Недостатки в назначении наказания связаны, во-первых с удаленностью мест заключения от места приговора, когда осужденный, иногда в кандалах, вынужден преодолевать значительные расстояния до места отбывания наказания; во-вторых с долгосрочным (до года) ожиданием подследственными приговора, когда, еще не будучи осужденным, он вынужден страдать от лишений и подвергаться моральному разложению [867]. Претензии к управлению тюрьмами представлены внушительным списком: Говард поднимает проблему сохранявшихся частных тюрем, где условия содержания представляют «шокирующую картину», упоминает про режим содержания должников с женами и детьми в местах, абсолютно не приспособленных для последних, а также отмечает отсутствие четких требований к тюремному персоналу [868].

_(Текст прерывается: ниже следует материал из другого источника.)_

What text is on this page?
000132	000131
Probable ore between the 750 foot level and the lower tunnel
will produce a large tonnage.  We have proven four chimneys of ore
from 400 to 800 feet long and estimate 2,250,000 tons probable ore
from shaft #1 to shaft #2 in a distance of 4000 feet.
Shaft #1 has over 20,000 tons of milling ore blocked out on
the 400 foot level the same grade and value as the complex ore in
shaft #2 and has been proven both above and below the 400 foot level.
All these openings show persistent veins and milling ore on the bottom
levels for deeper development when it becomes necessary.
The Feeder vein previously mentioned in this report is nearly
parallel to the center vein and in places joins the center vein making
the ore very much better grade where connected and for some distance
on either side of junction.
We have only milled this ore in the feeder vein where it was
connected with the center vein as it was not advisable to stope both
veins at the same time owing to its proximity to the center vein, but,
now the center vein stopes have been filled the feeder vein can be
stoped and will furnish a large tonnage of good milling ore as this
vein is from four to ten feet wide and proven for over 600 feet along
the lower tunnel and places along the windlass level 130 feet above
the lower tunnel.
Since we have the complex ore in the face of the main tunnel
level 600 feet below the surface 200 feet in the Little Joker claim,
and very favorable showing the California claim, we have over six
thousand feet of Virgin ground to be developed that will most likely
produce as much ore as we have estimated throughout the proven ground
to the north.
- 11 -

Наконец, важнейшая секция III «Предполагаемые улучшения в управлении тюрьмами» открывается предложениями по организации внутреннего пространства тюремного учреждения: общие коридоры, камеры расположены таким образом, чтобы обеспечить лоббируемую Говардом идею строго деления арестантов на категории по полу, возрасту, составу преступлений. Как список недостатков начинался чисто бытовыми проблемами, так и список улучшений открывают: насос для поставки чистой воды, баня с котлом для подогрева воды и оборудованным местом для стирки одежды, лазарет, система циркуляции воздуха [869]. Профессиональные комментарии по организации тюремного быта вновь выдают в авторе врача-эпидемиолога, в простой инструктивной форме определяют минимальные санитарные нормы тюремного содержания. Внутреннее пространство тюрьмы обязательно включает в себя мастерские, где осужденные за долги имеют возможность работы в оплату долга, и церковь. Камеры спроектированы таким образом, чтобы максимально обеспечить разделение заключенных. В обзоре заграничных тюрем филантроп высоко отзывался о системе одиночного заключения, наблюдаемой им в тюрьме Ватикана, которую он называл Silentium [870]. Для английских пенитенциарных учреждений он предлагал режим одиночного содержания там, где есть возможность его обеспечить, в противном случае настаивал «всевозможными средствами разделять их на ночь». Одиночество и молчание, уверял реформатор, благоприятствует рефлексии, которая может привести их к покаянию [871].